How one research institute intends to fix the smart cities "growth problem"

Wed, 2017-06-14 09:34 -- Doug Peeples

This announcement from Swinburne University of Technology is an exciting one, and is the latest in many emerging research and education efforts from the academic sector to embrace the opportunities presented by the smart cities movement. For the Swinburne Smart Cities Research Institute, its focus on solving urban growth challenges, in particular infrastructure and mobility, helps to transition the smart cities discussion from one that has typically been technology focussed, to one that is focussed on city-building. When we focus the smart cities movement on city-building, the conversation about technology and data becomes seamless. And this should be our goal.
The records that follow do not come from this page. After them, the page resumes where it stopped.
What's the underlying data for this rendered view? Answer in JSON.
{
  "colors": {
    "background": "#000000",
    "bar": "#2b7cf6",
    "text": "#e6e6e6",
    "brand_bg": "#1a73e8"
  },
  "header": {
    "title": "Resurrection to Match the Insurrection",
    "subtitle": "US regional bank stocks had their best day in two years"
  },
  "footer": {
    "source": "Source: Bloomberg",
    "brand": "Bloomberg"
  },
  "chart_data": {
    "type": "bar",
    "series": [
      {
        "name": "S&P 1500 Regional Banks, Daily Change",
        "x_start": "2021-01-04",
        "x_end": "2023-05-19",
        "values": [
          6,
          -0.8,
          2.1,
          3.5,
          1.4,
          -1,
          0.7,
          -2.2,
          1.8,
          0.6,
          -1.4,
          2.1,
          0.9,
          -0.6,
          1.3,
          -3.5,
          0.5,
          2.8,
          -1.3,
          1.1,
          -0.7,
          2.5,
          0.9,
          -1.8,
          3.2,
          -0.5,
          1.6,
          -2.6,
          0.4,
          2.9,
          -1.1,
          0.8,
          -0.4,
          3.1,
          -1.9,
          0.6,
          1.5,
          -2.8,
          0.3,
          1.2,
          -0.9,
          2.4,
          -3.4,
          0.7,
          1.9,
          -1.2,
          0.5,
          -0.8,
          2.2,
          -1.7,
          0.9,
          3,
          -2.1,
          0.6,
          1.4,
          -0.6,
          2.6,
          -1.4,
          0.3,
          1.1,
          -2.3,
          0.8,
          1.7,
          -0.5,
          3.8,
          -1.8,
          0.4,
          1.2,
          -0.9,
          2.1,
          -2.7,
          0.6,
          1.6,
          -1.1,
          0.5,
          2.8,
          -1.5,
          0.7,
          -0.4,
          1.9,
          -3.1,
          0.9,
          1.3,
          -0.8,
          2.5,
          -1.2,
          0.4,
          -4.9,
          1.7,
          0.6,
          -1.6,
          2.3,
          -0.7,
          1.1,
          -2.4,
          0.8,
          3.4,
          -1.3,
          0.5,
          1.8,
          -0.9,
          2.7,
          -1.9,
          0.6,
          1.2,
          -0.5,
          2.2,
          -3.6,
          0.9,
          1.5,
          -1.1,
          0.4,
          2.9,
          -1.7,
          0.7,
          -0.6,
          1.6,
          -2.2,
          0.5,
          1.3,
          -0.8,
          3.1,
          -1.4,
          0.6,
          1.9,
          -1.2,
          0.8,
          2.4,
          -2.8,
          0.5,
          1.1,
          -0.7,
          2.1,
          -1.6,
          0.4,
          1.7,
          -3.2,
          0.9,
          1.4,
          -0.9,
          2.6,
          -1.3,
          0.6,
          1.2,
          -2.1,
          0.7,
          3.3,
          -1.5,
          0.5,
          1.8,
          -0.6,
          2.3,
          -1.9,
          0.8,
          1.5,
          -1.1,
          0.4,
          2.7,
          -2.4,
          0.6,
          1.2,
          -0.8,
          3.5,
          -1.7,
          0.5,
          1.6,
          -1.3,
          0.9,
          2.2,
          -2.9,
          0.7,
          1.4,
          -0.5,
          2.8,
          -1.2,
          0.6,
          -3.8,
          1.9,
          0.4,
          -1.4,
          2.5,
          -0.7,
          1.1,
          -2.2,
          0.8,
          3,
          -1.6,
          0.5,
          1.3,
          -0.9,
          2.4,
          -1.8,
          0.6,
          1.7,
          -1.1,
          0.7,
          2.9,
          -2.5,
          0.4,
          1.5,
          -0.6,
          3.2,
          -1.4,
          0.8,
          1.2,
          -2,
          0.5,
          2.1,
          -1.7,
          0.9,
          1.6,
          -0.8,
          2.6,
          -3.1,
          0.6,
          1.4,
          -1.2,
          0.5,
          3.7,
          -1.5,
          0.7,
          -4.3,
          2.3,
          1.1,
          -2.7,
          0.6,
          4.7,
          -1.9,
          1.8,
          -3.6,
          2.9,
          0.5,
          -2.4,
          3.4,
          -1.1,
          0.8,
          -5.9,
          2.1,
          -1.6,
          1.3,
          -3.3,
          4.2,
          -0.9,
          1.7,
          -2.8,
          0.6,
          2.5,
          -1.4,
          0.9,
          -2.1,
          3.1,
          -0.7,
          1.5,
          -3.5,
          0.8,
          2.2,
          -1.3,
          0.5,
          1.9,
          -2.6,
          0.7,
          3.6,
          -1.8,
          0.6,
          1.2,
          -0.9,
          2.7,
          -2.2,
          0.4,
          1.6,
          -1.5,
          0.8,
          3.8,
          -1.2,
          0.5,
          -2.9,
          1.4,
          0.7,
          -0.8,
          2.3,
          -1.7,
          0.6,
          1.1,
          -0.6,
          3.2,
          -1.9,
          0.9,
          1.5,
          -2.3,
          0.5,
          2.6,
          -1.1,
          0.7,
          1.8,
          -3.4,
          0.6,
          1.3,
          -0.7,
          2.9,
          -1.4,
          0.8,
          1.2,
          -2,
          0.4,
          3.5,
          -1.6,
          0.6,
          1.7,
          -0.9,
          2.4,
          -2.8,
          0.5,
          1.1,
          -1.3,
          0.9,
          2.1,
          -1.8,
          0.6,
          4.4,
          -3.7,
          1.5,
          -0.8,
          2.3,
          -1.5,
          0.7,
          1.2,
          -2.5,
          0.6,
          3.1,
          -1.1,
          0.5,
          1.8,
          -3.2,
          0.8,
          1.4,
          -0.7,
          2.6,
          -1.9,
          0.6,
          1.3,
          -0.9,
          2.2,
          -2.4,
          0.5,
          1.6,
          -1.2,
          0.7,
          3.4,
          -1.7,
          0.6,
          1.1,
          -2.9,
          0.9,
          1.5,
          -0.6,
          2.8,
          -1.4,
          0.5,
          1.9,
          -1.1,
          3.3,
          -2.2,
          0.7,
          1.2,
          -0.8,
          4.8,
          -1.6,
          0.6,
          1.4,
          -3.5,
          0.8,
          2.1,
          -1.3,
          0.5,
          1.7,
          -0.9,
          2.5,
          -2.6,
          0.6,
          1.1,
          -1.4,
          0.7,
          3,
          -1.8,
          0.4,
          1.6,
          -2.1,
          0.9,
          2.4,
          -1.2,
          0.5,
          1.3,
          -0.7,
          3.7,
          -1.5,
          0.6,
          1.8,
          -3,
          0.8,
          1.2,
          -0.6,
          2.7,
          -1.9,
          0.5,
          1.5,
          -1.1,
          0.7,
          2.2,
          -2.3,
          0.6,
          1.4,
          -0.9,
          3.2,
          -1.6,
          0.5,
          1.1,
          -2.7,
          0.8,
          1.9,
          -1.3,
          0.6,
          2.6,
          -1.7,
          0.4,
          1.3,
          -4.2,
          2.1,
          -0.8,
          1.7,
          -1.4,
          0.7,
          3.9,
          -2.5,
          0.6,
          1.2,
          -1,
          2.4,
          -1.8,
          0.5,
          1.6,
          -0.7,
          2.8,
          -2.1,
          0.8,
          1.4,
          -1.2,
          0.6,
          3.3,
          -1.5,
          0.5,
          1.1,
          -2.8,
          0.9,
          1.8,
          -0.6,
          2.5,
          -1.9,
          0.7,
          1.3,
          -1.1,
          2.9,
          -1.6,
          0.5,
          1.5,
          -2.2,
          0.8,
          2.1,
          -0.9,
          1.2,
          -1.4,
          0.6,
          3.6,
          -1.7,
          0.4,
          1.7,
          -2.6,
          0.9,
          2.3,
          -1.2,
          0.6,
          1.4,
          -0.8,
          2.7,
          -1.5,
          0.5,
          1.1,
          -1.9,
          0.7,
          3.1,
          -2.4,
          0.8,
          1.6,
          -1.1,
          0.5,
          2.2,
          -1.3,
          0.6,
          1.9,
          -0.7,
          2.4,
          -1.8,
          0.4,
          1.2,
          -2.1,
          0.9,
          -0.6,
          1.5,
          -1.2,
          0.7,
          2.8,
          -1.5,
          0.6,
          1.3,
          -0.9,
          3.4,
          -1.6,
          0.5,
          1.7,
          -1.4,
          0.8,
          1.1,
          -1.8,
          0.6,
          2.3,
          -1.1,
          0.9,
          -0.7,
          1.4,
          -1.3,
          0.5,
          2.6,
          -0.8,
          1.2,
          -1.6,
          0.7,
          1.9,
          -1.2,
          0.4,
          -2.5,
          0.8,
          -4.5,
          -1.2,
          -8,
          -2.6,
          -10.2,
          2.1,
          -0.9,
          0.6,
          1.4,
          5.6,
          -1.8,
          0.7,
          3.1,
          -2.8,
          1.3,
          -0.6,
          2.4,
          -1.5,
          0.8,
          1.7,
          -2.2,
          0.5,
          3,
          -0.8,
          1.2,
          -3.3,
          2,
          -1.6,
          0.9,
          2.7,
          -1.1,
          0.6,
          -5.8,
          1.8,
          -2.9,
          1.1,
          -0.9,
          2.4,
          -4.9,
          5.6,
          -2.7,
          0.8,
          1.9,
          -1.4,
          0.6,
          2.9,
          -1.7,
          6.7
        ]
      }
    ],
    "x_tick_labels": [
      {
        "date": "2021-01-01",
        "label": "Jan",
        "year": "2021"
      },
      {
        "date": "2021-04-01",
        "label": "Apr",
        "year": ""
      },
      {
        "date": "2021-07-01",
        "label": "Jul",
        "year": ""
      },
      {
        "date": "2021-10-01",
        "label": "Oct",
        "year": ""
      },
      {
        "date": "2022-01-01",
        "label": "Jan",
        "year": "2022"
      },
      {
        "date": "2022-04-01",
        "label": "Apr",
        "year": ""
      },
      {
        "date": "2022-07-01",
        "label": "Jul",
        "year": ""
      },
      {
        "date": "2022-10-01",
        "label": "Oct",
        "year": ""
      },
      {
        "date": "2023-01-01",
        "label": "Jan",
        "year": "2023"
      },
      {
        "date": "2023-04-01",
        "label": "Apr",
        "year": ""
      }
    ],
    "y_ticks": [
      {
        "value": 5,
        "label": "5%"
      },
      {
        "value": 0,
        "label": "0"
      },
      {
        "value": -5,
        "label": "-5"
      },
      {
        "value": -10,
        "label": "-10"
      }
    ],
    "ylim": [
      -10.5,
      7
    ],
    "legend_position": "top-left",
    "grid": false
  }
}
We cannot afford to continually question the role, cost and value of applying smart cities technology, but rather focus on solving our cities most challenging growth issues, through deep engagement with the built environment professions. Technologists can no longer be the sole advocate for applying smart cities technologies. We need to recruit as our leading advocates the social planners, urban planners, architects, urban designers, landscape architects, transport planners, and civil engineers. Only then will the deployment of smart technologies and data become more frictionless. — Adam Beck

Melbourne-based Swinburne University of Technology last week launched the Smart Cities Research Institute (SCI). Its mission? To find solutions to the big challenges cities face as rapidly growing urban populations threaten to overwhelm their ability to provide adequate services and a liveable environment.

"We continue to expand our cities with little regard for the pressures that swelling populations place on our environment and resources, and thereby the health and functionality of our cities," said Mark Burry, a Swinburne professor named as inaugural director for SCI.

The intent is for the Institute to take a multi-faceted socio-technical, interdisciplinary and collaborative approach to its research. That research will concentrate on four primary areas:

  • New urban governance structures
  • Sustainable urban mobility
  • Smart spaces for home and work
  • Smart and sustainable infrastructure and delivery systems

SCI will take advantage of the university's experience and expertise in several disciplines, including systems modelling for transport and land use, the mobility and health needs of aging populations, hybrid energy networks (and alternatives to fossil fuels), water and waste management technologies and governance and engagement for institutional and community stakeholders.

But SCI doesn't plan to do it all on its own. It will collaborate with government, industry and others as it develops new technologies and interventions to remove obstacles and support the major changes cities need to undertake to successfully meet the demands of growing populations.

As Burry put it, "It's unlikely that any single theory from any single discipline is equal to the task of addressing the rapid changes and complex dynamics of 21st century urbanisation. The Smart Cities Research Institute brings together multiple disciplines to this urgent task of preparing our cities for the future."

The Institute's strategy also calls on citizens to get engaged with its research. As an Institute announcement explains, "Partnering with the 'smart citizen' will also play a role, using online and mobile technology tools to engage actively with urban populations for feedback on their needs and engagement on proposed projects and services."

It's fitting in a way that the Institute is based in Melbourne. The city has been ranked as the world's most liveable city for six consecutive years by the Economist Intelligence Unit.